Clove holds a 53 percent win rate in Patch 12.08 with a 14 percent pick rate — the highest combination of both metrics in the current controller category. That data matters beyond tier list discussions. It represents a shift in what the controller role actually requires at ranked level, and it is reshaping how Valorant coaches teach controller fundamentals to players who learned the role on Omen, Brimstone, or old-school Viper.

The reason Clove has redefined controller expectations is mechanical: her Ruse ability places smokes that can be activated after she dies. In a ranked environment where the controller is frequently the first player eliminated on an execute, this eliminates one of the most common failure points in standard smoke-dependent site entries.

Most teams lose an execute not because the duelist missed the angle, but because the controller died before deploying utility and the entry collapsed without vision cover. Clove removes that failure point by design.

Patch 12.05 hit Clove with meaningful nerfs — cutting the post-death Ruse duration from 14 seconds down to 6 — but she has remained at the top of the controller tier list because the core identity of the kit is intact.

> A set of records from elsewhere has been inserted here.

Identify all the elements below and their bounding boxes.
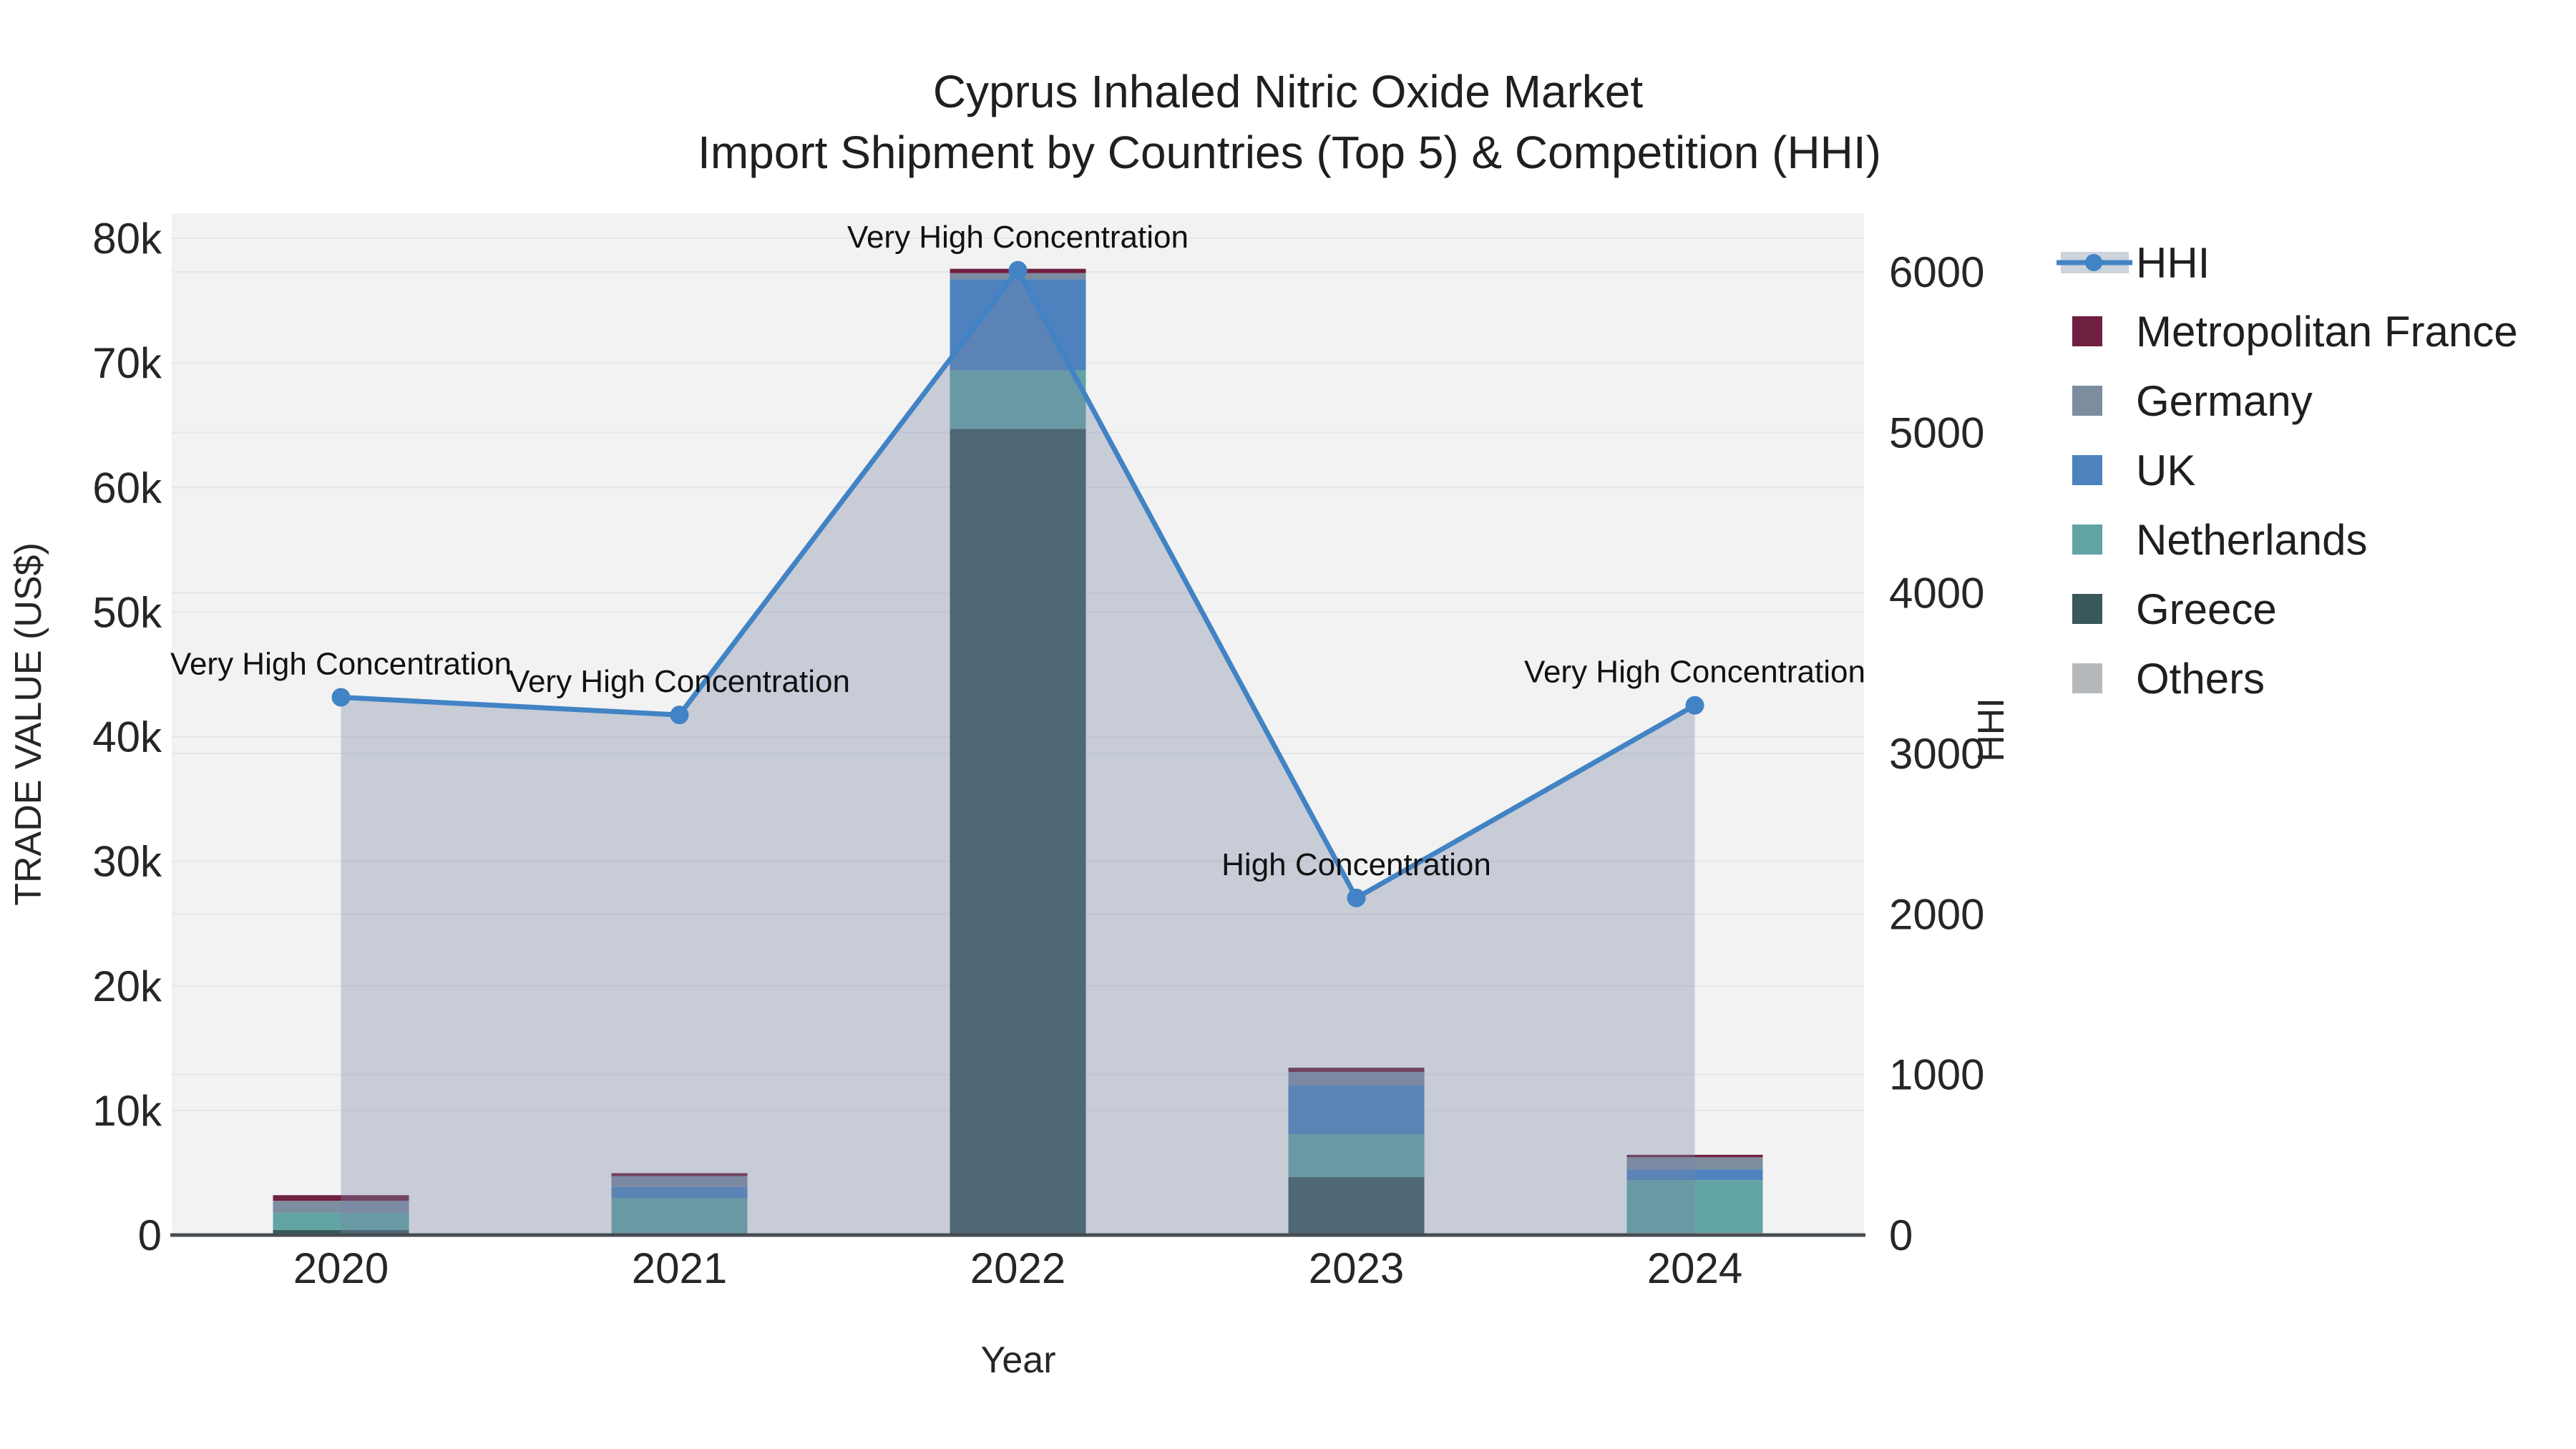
bar-segment-greece-2022[interactable] [950, 429, 1086, 1235]
annotation-2021: Very High Concentration [509, 664, 850, 699]
bar-segment-germany-2020[interactable] [273, 1201, 409, 1213]
hhi-marker-2023[interactable] [1347, 888, 1366, 907]
hhi-marker-2021[interactable] [670, 706, 689, 725]
bar-segment-germany-2024[interactable] [1626, 1157, 1763, 1170]
y-right-tick-label: 5000 [1889, 409, 1984, 457]
legend-label-uk[interactable]: UK [2136, 447, 2195, 494]
hhi-marker-2022[interactable] [1008, 260, 1028, 280]
y-right-tick-label: 3000 [1889, 730, 1984, 778]
y-left-tick-label: 0 [138, 1211, 162, 1259]
bar-segment-metropolitan-france-2021[interactable] [611, 1173, 748, 1176]
bar-segment-germany-2021[interactable] [611, 1176, 748, 1187]
bar-segment-metropolitan-france-2024[interactable] [1626, 1154, 1763, 1158]
legend-label-metropolitan-france[interactable]: Metropolitan France [2136, 308, 2518, 356]
legend-swatch-netherlands[interactable] [2072, 525, 2102, 555]
y-left-tick-label: 10k [92, 1087, 162, 1135]
hhi-area-fill [341, 270, 1695, 1236]
y-left-tick-label: 30k [92, 838, 162, 886]
bar-segment-metropolitan-france-2023[interactable] [1288, 1068, 1425, 1073]
annotation-2022: Very High Concentration [847, 220, 1189, 255]
legend-label-hhi[interactable]: HHI [2136, 239, 2210, 287]
legend-swatch-greece[interactable] [2072, 594, 2102, 624]
bar-segment-netherlands-2020[interactable] [273, 1212, 409, 1231]
y-left-tick-label: 40k [92, 713, 162, 761]
bar-segment-metropolitan-france-2020[interactable] [273, 1195, 409, 1201]
x-tick-label-2022: 2022 [970, 1244, 1065, 1292]
annotation-2023: High Concentration [1221, 847, 1491, 882]
x-tick-label-2021: 2021 [632, 1244, 727, 1292]
legend-hhi-marker-swatch[interactable] [2085, 254, 2102, 271]
y-right-tick-label: 6000 [1889, 248, 1984, 296]
legend-label-others[interactable]: Others [2136, 655, 2265, 703]
bar-segment-greece-2020[interactable] [273, 1230, 409, 1235]
legend-swatch-others[interactable] [2072, 663, 2102, 693]
chart-title-line2: Import Shipment by Countries (Top 5) & C… [698, 127, 1881, 178]
legend-swatch-uk[interactable] [2072, 455, 2102, 485]
bar-segment-netherlands-2022[interactable] [950, 370, 1086, 429]
bar-segment-uk-2024[interactable] [1626, 1169, 1763, 1181]
hhi-marker-2024[interactable] [1685, 696, 1704, 715]
bar-segment-netherlands-2023[interactable] [1288, 1134, 1425, 1178]
x-axis-title: Year [980, 1340, 1055, 1381]
y-right-tick-label: 4000 [1889, 570, 1984, 618]
y-left-tick-label: 70k [92, 339, 162, 387]
x-tick-label-2020: 2020 [293, 1244, 389, 1292]
x-tick-label-2024: 2024 [1647, 1244, 1742, 1292]
annotation-2024: Very High Concentration [1524, 655, 1865, 690]
bar-segment-uk-2023[interactable] [1288, 1085, 1425, 1135]
y-right-tick-label: 0 [1889, 1211, 1913, 1259]
y-right-axis-title: HHI [1971, 698, 2012, 762]
y-left-tick-label: 60k [92, 464, 162, 512]
y-left-tick-label: 80k [92, 215, 162, 263]
hhi-marker-2020[interactable] [331, 688, 351, 707]
annotation-2020: Very High Concentration [170, 646, 512, 681]
legend-label-greece[interactable]: Greece [2136, 585, 2277, 633]
bar-segment-germany-2023[interactable] [1288, 1072, 1425, 1085]
bar-segment-netherlands-2021[interactable] [611, 1198, 748, 1235]
bar-segment-netherlands-2024[interactable] [1626, 1180, 1763, 1234]
bar-segment-uk-2021[interactable] [611, 1186, 748, 1199]
x-tick-label-2023: 2023 [1309, 1244, 1404, 1292]
y-left-tick-label: 50k [92, 588, 162, 636]
y-right-tick-label: 2000 [1889, 890, 1984, 938]
legend-label-germany[interactable]: Germany [2136, 377, 2313, 425]
y-left-tick-label: 20k [92, 962, 162, 1010]
bar-segment-greece-2023[interactable] [1288, 1177, 1425, 1235]
y-left-axis-title: TRADE VALUE (US$) [8, 542, 49, 906]
y-right-tick-label: 1000 [1889, 1051, 1984, 1099]
legend-swatch-germany[interactable] [2072, 386, 2102, 416]
legend-swatch-metropolitan-france[interactable] [2072, 316, 2102, 346]
legend-label-netherlands[interactable]: Netherlands [2136, 516, 2368, 564]
chart-title-line1: Cyprus Inhaled Nitric Oxide Market [933, 66, 1644, 117]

What the nerf changed is the discipline required.

Players who were deploying post-death smokes carelessly and getting extended value almost by default now need to smoke before engaging, communicate the window with teammates immediately, and understand that six seconds is just enough time to delay a push, not hold a site independently.

That precision requirement is exactly what Valorant coaches teach controller players about utility discipline regardless of which agent they are running — the nerf just made the lesson more visible in the data.

The arrival of Miks in Act 2 of Season 2026 added a new dimension to the controller conversation. Riot positioned Miks as the team-oriented counterpart to Clove’s more solo-carry style, with a kit that heals, buffs, and disrupts audio alongside standard smokes. Double-controller compositions featuring both agents have already started appearing in high-elo ranked games and in VCT experimentation.

For coaches, this creates a new teaching challenge: students who were just getting comfortable with Clove’s post-death smoke discipline now need to understand when a Miks pairing creates more value than a solo controller setup. That conversation is about team composition reading, not individual mechanics — and it is one of the deeper layers that separates coached players from uncoached ones in the current meta.